Remote monitoring of physical activity in progressive supranuclear palsy (PSP) using wearable sensors
A.-M. Wills, R. Mishra, M. Sharma, AJ. Hall, J. Casado, R. Cole, A. Vaziri, A. Pantelyat (Boston, USA)
This project tested a wearable motion sensor that has been proven in PD for its value in PSP. Eleven patients with PSP wore the “PAMSys” device to measure overall activity, gait, and posture. The results were compared to a version of the PSP Rating Scale modified for tele-neurology use. The device was able to document disease progression over the 12-month period of observation.
Although little actual analysis of the data was presented in the abstract available. But this result does show that objective measurements of the ability of patients with PSP to move around may not have to rely on snapshots in time every 3 months for clinical trials or less often for regular clinical care. This avoids the technical difficulties in performing evaluations by video and the subjectivity of reports from patients or caregivers. I’d expect such measurements to start appearing as secondary outcome measures in clinical trials very soon.
Posturography as an objective measure of disease progression and prognostication in progressive supranuclear palsy
G. Nuebling, S. Katzdobler, J. Levin, G. Höglinger, S. Lorenzl (Munich, Germany)

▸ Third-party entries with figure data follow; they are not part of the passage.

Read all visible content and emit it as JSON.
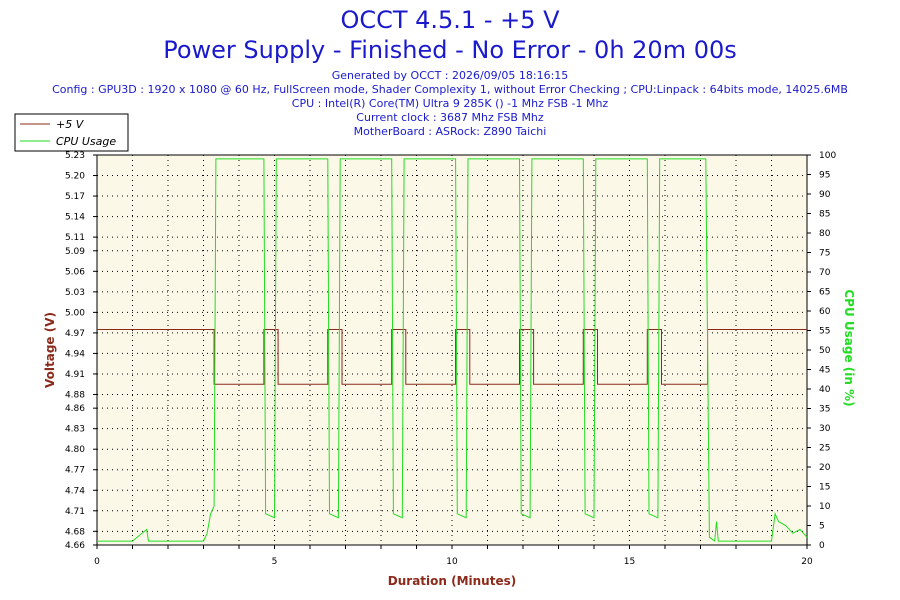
{
  "header": {
    "title": "OCCT 4.5.1 - +5 V",
    "subtitle": "Power Supply - Finished - No Error - 0h 20m 00s",
    "generated": "Generated by OCCT : 2026/09/05 18:16:15",
    "config": "Config : GPU3D : 1920 x 1080 @ 60 Hz, FullScreen mode, Shader Complexity 1, without Error Checking ; CPU:Linpack : 64bits mode, 14025.6MB",
    "cpu": "CPU : Intel(R) Core(TM) Ultra 9 285K () -1 Mhz FSB -1 Mhz",
    "clock": "Current clock : 3687 Mhz FSB  Mhz",
    "motherboard": "MotherBoard : ASRock: Z890 Taichi"
  },
  "colors": {
    "voltage": "#8b2a1a",
    "cpu": "#22dd22",
    "plot_bg": "#fcf8e8",
    "title": "#1a1acc"
  },
  "chart_data": {
    "type": "line",
    "xlabel": "Duration (Minutes)",
    "ylabel": "Voltage (V)",
    "y2label": "CPU Usage (in %)",
    "xlim": [
      0,
      20
    ],
    "ylim": [
      4.66,
      5.23
    ],
    "y2lim": [
      0,
      100
    ],
    "x_ticks": [
      0,
      5,
      10,
      15,
      20
    ],
    "y_ticks": [
      4.66,
      4.68,
      4.71,
      4.74,
      4.77,
      4.8,
      4.83,
      4.86,
      4.88,
      4.91,
      4.94,
      4.97,
      5.0,
      5.03,
      5.06,
      5.09,
      5.11,
      5.14,
      5.17,
      5.2,
      5.23
    ],
    "y_tick_labels": [
      "4.66",
      "4.68",
      "4.71",
      "4.74",
      "4.77",
      "4.80",
      "4.83",
      "4.86",
      "4.88",
      "4.91",
      "4.94",
      "4.97",
      "5.00",
      "5.03",
      "5.06",
      "5.09",
      "5.11",
      "5.14",
      "5.17",
      "5.20",
      "5.23"
    ],
    "y2_ticks": [
      0,
      5,
      10,
      15,
      20,
      25,
      30,
      35,
      40,
      45,
      50,
      55,
      60,
      65,
      70,
      75,
      80,
      85,
      90,
      95,
      100
    ],
    "grid": true,
    "legend_position": "top-left",
    "series": [
      {
        "name": "+5 V",
        "axis": "left",
        "points": [
          [
            0,
            4.975
          ],
          [
            3.3,
            4.975
          ],
          [
            3.3,
            4.895
          ],
          [
            4.7,
            4.895
          ],
          [
            4.7,
            4.975
          ],
          [
            5.1,
            4.975
          ],
          [
            5.1,
            4.895
          ],
          [
            6.5,
            4.895
          ],
          [
            6.5,
            4.975
          ],
          [
            6.9,
            4.975
          ],
          [
            6.9,
            4.895
          ],
          [
            8.3,
            4.895
          ],
          [
            8.3,
            4.975
          ],
          [
            8.7,
            4.975
          ],
          [
            8.7,
            4.895
          ],
          [
            10.1,
            4.895
          ],
          [
            10.1,
            4.975
          ],
          [
            10.5,
            4.975
          ],
          [
            10.5,
            4.895
          ],
          [
            11.9,
            4.895
          ],
          [
            11.9,
            4.975
          ],
          [
            12.3,
            4.975
          ],
          [
            12.3,
            4.895
          ],
          [
            13.7,
            4.895
          ],
          [
            13.7,
            4.975
          ],
          [
            14.1,
            4.975
          ],
          [
            14.1,
            4.895
          ],
          [
            15.5,
            4.895
          ],
          [
            15.5,
            4.975
          ],
          [
            15.9,
            4.975
          ],
          [
            15.9,
            4.895
          ],
          [
            17.2,
            4.895
          ],
          [
            17.2,
            4.975
          ],
          [
            20,
            4.975
          ]
        ]
      },
      {
        "name": "CPU Usage",
        "axis": "right",
        "points": [
          [
            0,
            1
          ],
          [
            1,
            1
          ],
          [
            1.4,
            4
          ],
          [
            1.45,
            1
          ],
          [
            3.0,
            1
          ],
          [
            3.1,
            3
          ],
          [
            3.2,
            8
          ],
          [
            3.3,
            10
          ],
          [
            3.35,
            99
          ],
          [
            4.7,
            99
          ],
          [
            4.75,
            8
          ],
          [
            5.0,
            7
          ],
          [
            5.05,
            99
          ],
          [
            6.5,
            99
          ],
          [
            6.55,
            8
          ],
          [
            6.8,
            7
          ],
          [
            6.85,
            99
          ],
          [
            8.3,
            99
          ],
          [
            8.35,
            8
          ],
          [
            8.6,
            7
          ],
          [
            8.65,
            99
          ],
          [
            10.1,
            99
          ],
          [
            10.15,
            8
          ],
          [
            10.4,
            7
          ],
          [
            10.45,
            99
          ],
          [
            11.9,
            99
          ],
          [
            11.95,
            8
          ],
          [
            12.2,
            7
          ],
          [
            12.25,
            99
          ],
          [
            13.7,
            99
          ],
          [
            13.75,
            8
          ],
          [
            14.0,
            7
          ],
          [
            14.05,
            99
          ],
          [
            15.5,
            99
          ],
          [
            15.55,
            8
          ],
          [
            15.8,
            7
          ],
          [
            15.85,
            99
          ],
          [
            17.15,
            99
          ],
          [
            17.25,
            2
          ],
          [
            17.4,
            1
          ],
          [
            17.45,
            6
          ],
          [
            17.5,
            1
          ],
          [
            19.0,
            1
          ],
          [
            19.1,
            8
          ],
          [
            19.2,
            6
          ],
          [
            19.4,
            5
          ],
          [
            19.6,
            3
          ],
          [
            19.8,
            4
          ],
          [
            20,
            2
          ]
        ]
      }
    ]
  }
}
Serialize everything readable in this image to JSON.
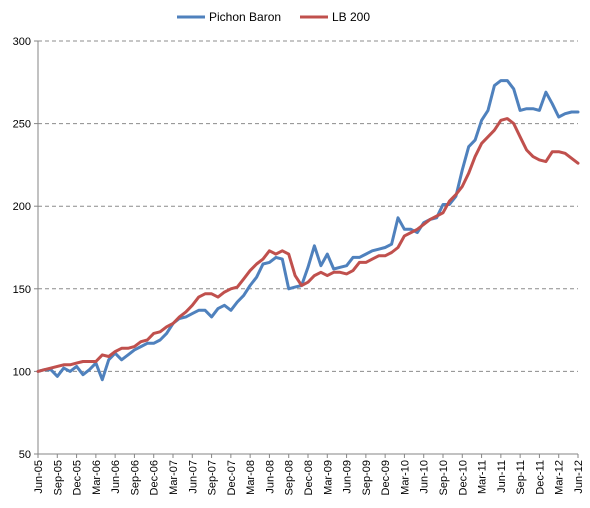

As an add-on to a 12-month drug trial for PSP from a decade ago, these researchers used an automated platform to measure the degree of sway of 44 patients with PSP with eyes open and then with eyes closed. The delay since the data were gathered isn’t a result of procrastination. It was to be able to assess the sway data as a predictor of long-term survival. The result was that the data correlated very well with survival. But the precision of the test for sole use as an outcome measure in 12-month neuroprotection trials was insufficient. The result with eyes open was a better predictor than with eyes closed (hazard ratios 1.098 vs 1.001), but the sizes of that effect were small and the difference between them is not statistically significant.
We know a lot about factors that affect long-term disability and survival in PSP, but not in an easily applied, quantitative way that could be used in clinical care. This test could provide that if the apparatus can be modified to require less space in a clinic.